Une autre histoire débute alors : celle de Jackie Vautour, « The Acadian Freedom Fighter » que l’on découvre pleinement au cinquième chapitre. Après avoir refusé toute compensation, participé aux actions de résistance, été jugé puis expulsé de force, il revient en 1978 occuper illégalement sa terre, avec sa famille. Et jusqu’à 1981, sa détermination alimente la résistance contre Parcs Canada. Manifestations, barricades, journée de solidarité, arrestations ou repossessions de leur terre par des anciens habitants… autant d’actes collectifs qui participent à ce que Rudin nomme l’acadianisation de l’histoire de Kouchibougouac : « a park […] where a forced removal had been contested, and the man whose name […] suggested that Acadians could vigorously stand up for their rights » (p. 222).
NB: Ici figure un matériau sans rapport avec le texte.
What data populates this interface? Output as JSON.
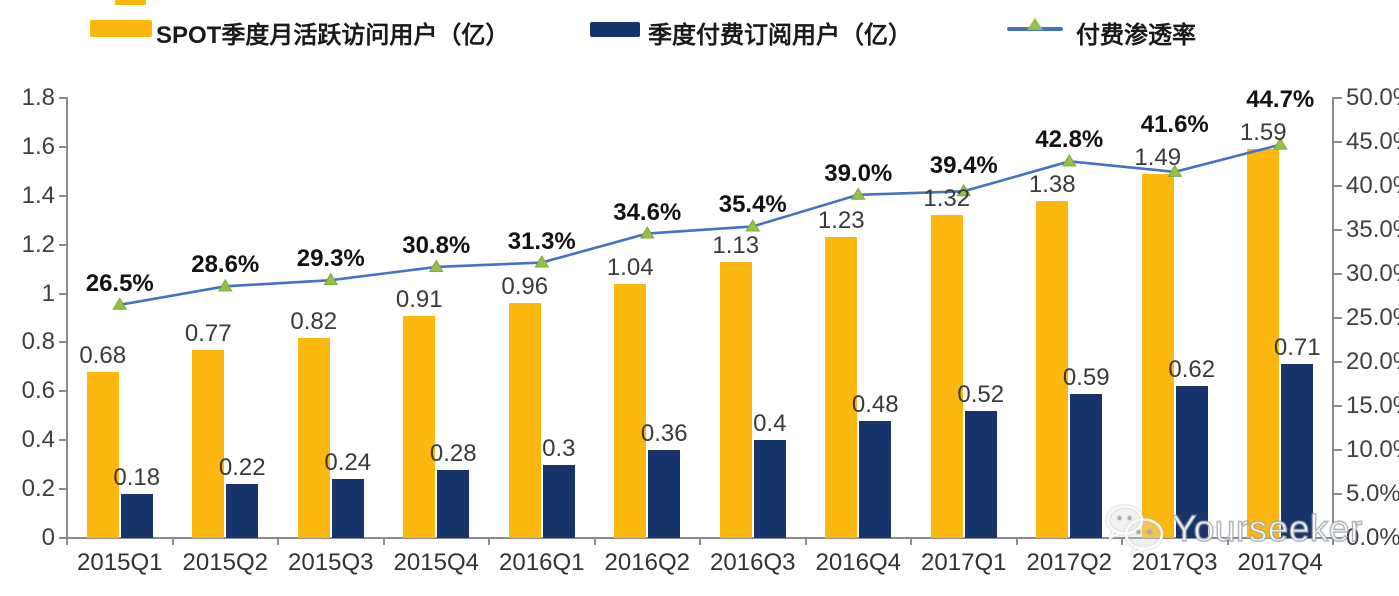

Jackie Vautour vit aujourd’hui encore sur sa terre où, en sa qualité de « squatteur », il ne bénéficie d’aucun service public (électricité, poste, travaux publics, etc.).
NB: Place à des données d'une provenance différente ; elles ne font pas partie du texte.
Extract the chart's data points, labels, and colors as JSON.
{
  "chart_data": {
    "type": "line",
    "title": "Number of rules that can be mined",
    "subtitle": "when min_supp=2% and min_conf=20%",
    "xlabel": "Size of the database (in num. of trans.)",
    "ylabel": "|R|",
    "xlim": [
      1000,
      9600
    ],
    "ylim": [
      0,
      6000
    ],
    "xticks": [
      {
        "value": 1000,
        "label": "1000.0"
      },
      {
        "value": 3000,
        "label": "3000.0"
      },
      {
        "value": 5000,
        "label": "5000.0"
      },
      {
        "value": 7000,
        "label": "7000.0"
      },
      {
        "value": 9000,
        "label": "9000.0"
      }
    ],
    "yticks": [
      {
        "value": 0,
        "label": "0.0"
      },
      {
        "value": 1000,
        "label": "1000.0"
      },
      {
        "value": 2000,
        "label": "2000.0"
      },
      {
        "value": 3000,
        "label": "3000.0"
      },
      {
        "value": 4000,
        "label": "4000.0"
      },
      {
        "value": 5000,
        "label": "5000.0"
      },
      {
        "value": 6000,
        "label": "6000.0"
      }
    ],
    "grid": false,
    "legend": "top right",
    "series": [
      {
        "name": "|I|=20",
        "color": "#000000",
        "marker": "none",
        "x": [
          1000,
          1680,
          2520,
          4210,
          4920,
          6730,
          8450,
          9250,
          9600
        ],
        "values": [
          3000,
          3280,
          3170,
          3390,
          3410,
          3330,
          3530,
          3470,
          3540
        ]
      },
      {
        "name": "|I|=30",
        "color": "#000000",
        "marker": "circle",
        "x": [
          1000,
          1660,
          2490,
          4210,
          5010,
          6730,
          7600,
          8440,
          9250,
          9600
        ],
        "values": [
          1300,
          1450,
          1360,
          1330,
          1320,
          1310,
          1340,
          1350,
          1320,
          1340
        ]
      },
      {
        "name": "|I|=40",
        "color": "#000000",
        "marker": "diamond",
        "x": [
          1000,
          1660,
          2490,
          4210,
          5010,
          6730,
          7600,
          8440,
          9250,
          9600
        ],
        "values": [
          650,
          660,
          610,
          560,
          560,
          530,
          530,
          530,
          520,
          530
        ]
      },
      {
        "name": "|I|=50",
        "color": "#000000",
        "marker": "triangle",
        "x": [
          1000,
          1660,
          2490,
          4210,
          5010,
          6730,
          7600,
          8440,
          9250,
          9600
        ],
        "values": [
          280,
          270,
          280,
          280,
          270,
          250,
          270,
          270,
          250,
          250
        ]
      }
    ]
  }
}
La résistance a cependant laissé sa place au souvenir et à une reconstruction mémorielle, objets de la troisième partie « Remembrance ». Dans un sixième chapitre, Rudin analyse d’abord les oeuvres et les artistes qui, en même temps qu’ils s’en inspiraient, « ont fait Kouchibougouac » (p. 228) : les chansons de Zachary-Richard, les poèmes de Gérard Leblanc ou encore le film de Paul-Eugène Leblanc. Puis vient le temps de la réécriture de l’histoire du parc, expliquée dans un septième chapitre. Mise en oeuvre dans les années 2000 à la faveur d’un rapprochement entre les anciens habitants et les autorités fédérales, cette réécriture est toujours en cours. Peut-être tendra-t-elle vers la réconciliation de deux parties qui se sont affrontées puis tournées le dos. Ou peut-être achoppera-t-elle sur l’interprétation du passé à proposer aux visiteurs : un déplacement plus ou moins consenti de populations rurales, et qui pourrait aujourd’hui être accepté ; ou une expulsion forcée de populations acadiennes, et qui devrait être condamnée.
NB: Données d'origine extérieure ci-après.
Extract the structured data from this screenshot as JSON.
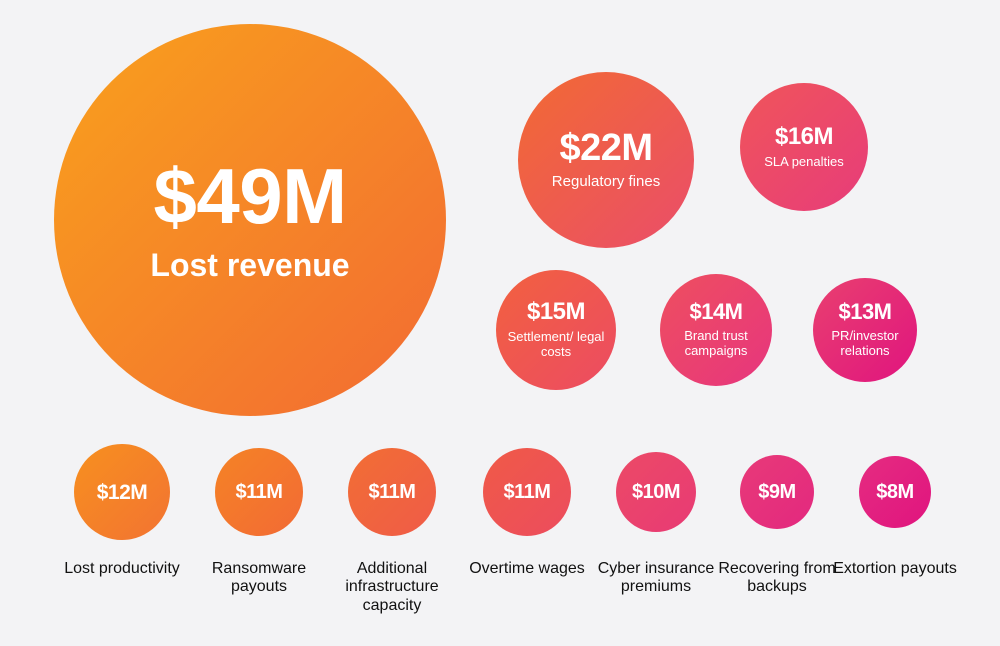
{
  "chart_data": {
    "type": "bubble",
    "title": "",
    "unit": "$M",
    "items": [
      {
        "value": 49,
        "value_label": "$49M",
        "label": "Lost revenue",
        "label_position": "inside"
      },
      {
        "value": 22,
        "value_label": "$22M",
        "label": "Regulatory fines",
        "label_position": "inside"
      },
      {
        "value": 16,
        "value_label": "$16M",
        "label": "SLA penalties",
        "label_position": "inside"
      },
      {
        "value": 15,
        "value_label": "$15M",
        "label": "Settlement/ legal costs",
        "label_position": "inside"
      },
      {
        "value": 14,
        "value_label": "$14M",
        "label": "Brand trust campaigns",
        "label_position": "inside"
      },
      {
        "value": 13,
        "value_label": "$13M",
        "label": "PR/investor relations",
        "label_position": "inside"
      },
      {
        "value": 12,
        "value_label": "$12M",
        "label": "Lost productivity",
        "label_position": "below"
      },
      {
        "value": 11,
        "value_label": "$11M",
        "label": "Ransomware payouts",
        "label_position": "below"
      },
      {
        "value": 11,
        "value_label": "$11M",
        "label": "Additional infrastructure capacity",
        "label_position": "below"
      },
      {
        "value": 11,
        "value_label": "$11M",
        "label": "Overtime wages",
        "label_position": "below"
      },
      {
        "value": 10,
        "value_label": "$10M",
        "label": "Cyber insurance premiums",
        "label_position": "below"
      },
      {
        "value": 9,
        "value_label": "$9M",
        "label": "Recovering from backups",
        "label_position": "below"
      },
      {
        "value": 8,
        "value_label": "$8M",
        "label": "Extortion payouts",
        "label_position": "below"
      }
    ],
    "colors": {
      "orange": "#f9a11c",
      "orange_deep": "#f26a33",
      "coral": "#f05a4e",
      "pink": "#e8417a",
      "magenta": "#e0147f"
    }
  }
}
Cette histoire, on l’aura deviné, est donc une histoire écrite au ras du sol. Pareille perspective justifie qu’on lise cet ouvrage en le suivant pas à pas, presque au jour le jour, les péripéties d’une dizaine de familles. Cette focale par le bas tend cependant à opposer une histoire incarnée et en mouvement (celle de populations moteur de changements) à une histoire impersonnelle et immobile (celle de « Parcs Canada » et d’un « parc national »). Alors, à terme, si l’on découvre bien « l’acadianité » de Kouchibougouac, l’on ne connaît presque rien de sa « canadianité ». Parce qu’elle a trait à la conversion d’un lieu de vie quotidienne converti en un espace de visites temporaires, la mise en parc de Kouchibougouac suscita, naturellement, des résistances locales. Mais dans le contexte des années 1970 et du fédéralisme d’attaque de Pierre Eliott Trudeau, que signifiait la création d’un parc fédéral dans la province du Nouveau-Brunswick traversée par une révolution similaire à celle québécoise ? Et quarante ans plus tard, dans le contexte du nationalisme compétitif de Stephen Harper, que signifie la réconciliation promue par l’administration fédérale ? Ces questions restent ici sans réponse, Ronald Rudin ayant fait le choix d’écrire une histoire des anciens habitants de Kouchibougouac, et non l’histoire d’un parc canadien. Mais il va sans dire que les 1200 personnes expulsées méritaient bien, au moins, qu’un livre leur soit consacré.